I dropped the man-suit off my shoulder, and felt around in the other pockets of the slipskin, taking inventory of what other tricks I had left. The optical blanket was one-use, as were most of my toys, and I had a whole base to get through. But this uniform wasn't doing me any good anymore, so it was time to change.
Another hour later and it was time. In front of the main gate, hundreds of Exhumans had turned up. Not eighty-five percent, but still the majority of New Eden. They were lined up in tense silence, as were the guards opposite them.
In the middle, Vox was like a beacon. Impressive and visible, invincible in the knowledge that if the XPCA wanted this whole situation to turn violent, all they had to do was to kill him. I watched with wary eyes until the Exhumans had finished assembling, and gave the situation a few minutes more for tension to build.
And then I made my dramatic entrance. I strode onto the command deck, boots clomping. At once, I was swarmed with officers looking for direction, reports of people not knowing where the Director had gone, wondering where I'd been, trying to get me to address the situation.

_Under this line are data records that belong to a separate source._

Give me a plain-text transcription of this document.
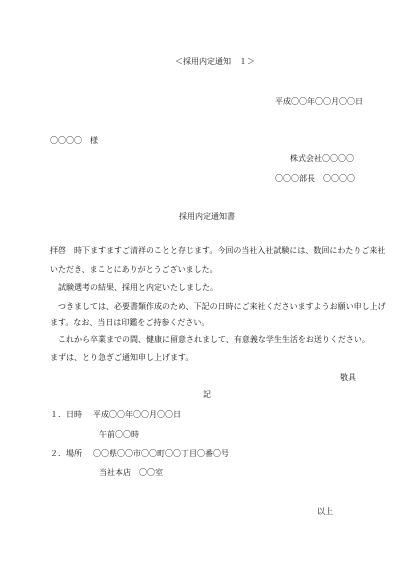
＜採用内定通知　１＞
平成〇〇年〇〇月〇〇日
〇〇〇〇　様
株式会社〇〇〇〇
〇〇〇部長　〇〇〇〇
採用内定通知書
拝啓　時下ますますご清祥のことと存じます。今回の当社入社試験には、数回にわたりご来社
いただき、まことにありがとうございました。
　試験選考の結果、採用と内定いたしました。
　つきましては、必要書類作成のため、下記の日時にご来社くださいますようお願い申し上げ
ます。なお、当日は印鑑をご持参ください。
　これから卒業までの間、健康に留意されまして、有意義な学生生活をお送りください。
まずは、とり急ぎご通知申し上げます。
敬具
記
１．日時 平成〇〇年〇〇月〇〇日
午前〇〇時
２．場所 〇〇県〇〇市〇〇町〇〇丁目〇番〇号
当社本店　〇〇室
以上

I paused them with a sweeping gesture before any could get too close. Before the saw the lines at the edge of my mask, make out the skinny neck of a girl protruding from my man disguise. I nervously thumbed the stolen rank insignias on my collar.
"Open the gates," I said, through a synthesizer of the Captain's voice. Reconstructed in the last hour from voice samples of all the times he'd come barking at me.
"Sir?"
"I said open the gates. I have orders. And I'm not going to disobey them just to send all my men to die. Trust in central. Vigilo Ignoto," I intoned solemnly.
There was a subdued reverence, an awe, a fear, as orders were relayed and the gates slowly lifted. I watched as the guards parted, and as Vox and all the hundreds of Exhumans in his light passed through, slowly, deliberately, into the twilight outside the fortress.
While all were distracted, I slipped away myself. I unzipped the bulky man-suit and felt like I could breathe again, as my ashen-clad limbs emerged, my slipskin, better than bare feet, tread across the concrete floor.
"You're good?" I whispered into my comms.
It was Khol's voice that answered, the Exhuman I'd gotten arrested last time I was in here, one of my many men on the inside. It was he currently wearing Vox's mask and revelling in the crowd's adulation.
"I don't know how you do it, Black Shark," he commented, disbelief in his voice readable even through comms.
"I have a lot of help," I grinned, as I headed out my escape route.